We fitted a first model without any adjustment (crude), a second model adjusted for age and sex, and a third multivariable-adjusted model after additional adjustment for the following potential confounders: baseline weight (kg), total energy intake (kcal/d), alcohol (g/d), soft drink consumption (ml/d), red meat consumption (g/d), consumption of French fries (g/d), consumption of fast food (g/d), Mediterranean dietary pattern adherence (3 categories: low, medium, and high adherence), physical activity (METs-hours/week), sitting hours (hr/d), sedentary behavior (hr/d), smoking status (non-smoker, smoker, former smoker), snacking between meals (yes/no), and following a special diet (yes/no). Snacking between meals was defined as those participants who responded affirmatively to the question “Do you eat between main meals (snacking)?” We did not consider if it was healthy or unhealthy snacking. The percentage of participants who reported snacking between meals was 33.3%. We considered that a participant followed a special diet, if she/he answered yes to the question “Do you follow any special diet”. If they had answered yes, they were asked which kind of special diet they followed (such as hypocaloric diet, vegetarian diet, low-fat diet, low sodium diet, high protein diet, among others).
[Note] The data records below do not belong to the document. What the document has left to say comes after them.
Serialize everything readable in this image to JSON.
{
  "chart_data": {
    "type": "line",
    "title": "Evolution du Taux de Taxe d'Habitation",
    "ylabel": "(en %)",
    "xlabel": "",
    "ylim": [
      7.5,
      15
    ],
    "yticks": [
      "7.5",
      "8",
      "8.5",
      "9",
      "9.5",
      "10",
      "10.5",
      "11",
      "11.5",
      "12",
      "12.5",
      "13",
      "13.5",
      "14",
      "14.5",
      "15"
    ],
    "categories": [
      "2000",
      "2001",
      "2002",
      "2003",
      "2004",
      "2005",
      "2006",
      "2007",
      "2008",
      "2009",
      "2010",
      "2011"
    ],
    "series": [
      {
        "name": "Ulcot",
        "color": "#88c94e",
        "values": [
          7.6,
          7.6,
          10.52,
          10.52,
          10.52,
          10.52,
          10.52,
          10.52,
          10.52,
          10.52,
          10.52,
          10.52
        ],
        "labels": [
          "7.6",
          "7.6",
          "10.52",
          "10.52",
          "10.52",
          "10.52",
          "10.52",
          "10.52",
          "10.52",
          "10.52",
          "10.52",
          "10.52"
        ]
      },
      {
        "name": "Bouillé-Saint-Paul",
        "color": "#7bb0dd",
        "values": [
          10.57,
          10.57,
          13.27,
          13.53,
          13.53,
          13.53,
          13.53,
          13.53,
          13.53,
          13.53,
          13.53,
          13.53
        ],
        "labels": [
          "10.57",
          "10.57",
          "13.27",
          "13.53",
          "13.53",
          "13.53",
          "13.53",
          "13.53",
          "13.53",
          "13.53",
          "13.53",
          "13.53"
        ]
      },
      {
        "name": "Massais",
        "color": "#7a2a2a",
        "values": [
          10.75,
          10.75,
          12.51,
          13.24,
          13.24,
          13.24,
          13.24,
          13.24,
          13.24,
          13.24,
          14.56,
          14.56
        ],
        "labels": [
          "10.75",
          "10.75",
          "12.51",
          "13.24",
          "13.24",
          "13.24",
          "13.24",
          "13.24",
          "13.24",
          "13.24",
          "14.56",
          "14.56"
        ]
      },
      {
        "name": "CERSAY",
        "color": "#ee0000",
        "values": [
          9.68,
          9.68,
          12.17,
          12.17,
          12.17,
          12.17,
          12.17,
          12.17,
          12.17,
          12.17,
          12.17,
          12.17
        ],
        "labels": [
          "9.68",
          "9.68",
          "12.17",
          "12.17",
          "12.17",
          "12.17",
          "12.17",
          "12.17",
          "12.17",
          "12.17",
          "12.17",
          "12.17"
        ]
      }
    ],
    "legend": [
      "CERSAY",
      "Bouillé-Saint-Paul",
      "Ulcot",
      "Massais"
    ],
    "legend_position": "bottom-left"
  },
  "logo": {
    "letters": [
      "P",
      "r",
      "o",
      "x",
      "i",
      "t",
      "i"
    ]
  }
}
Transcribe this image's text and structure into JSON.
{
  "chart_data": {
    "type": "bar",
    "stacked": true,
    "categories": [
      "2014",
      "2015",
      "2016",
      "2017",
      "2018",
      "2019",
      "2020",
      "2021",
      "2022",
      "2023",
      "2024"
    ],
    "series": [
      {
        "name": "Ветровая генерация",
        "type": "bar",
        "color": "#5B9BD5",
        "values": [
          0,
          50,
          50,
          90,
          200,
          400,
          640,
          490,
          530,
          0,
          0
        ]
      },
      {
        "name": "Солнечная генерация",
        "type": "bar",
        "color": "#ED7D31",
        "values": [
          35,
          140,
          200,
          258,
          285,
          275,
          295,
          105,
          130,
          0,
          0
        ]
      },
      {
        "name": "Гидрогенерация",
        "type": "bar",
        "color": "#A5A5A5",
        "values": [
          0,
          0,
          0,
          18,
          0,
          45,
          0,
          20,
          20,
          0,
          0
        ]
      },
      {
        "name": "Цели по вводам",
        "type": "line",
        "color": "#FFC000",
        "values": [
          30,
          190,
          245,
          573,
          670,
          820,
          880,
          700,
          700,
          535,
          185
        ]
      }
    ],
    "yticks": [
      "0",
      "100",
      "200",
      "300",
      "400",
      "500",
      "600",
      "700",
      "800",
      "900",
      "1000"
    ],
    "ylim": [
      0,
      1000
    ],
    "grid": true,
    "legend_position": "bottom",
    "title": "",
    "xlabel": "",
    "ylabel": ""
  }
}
We used this variable dichotomously. The percentage of participants following a special diet was 6.1%.
For the selection of the potential confounders in the multivariate model, and as its currently recommended [26], we took into account the previously published scientific literature including our own results based on the cohort about risk factors for hypertension, overweight/obesity, type 2 diabetes, avoiding exclusively the statistical approach, the stepwise procedures, or the changes in the point estimates after adjusting for potential confounders.
All p values presented are two-tailed; p < 0.05 was considered statistically significant. Analyses were performed using STATA/SE version 12.0 (StataCorp, College Station, TX, USA).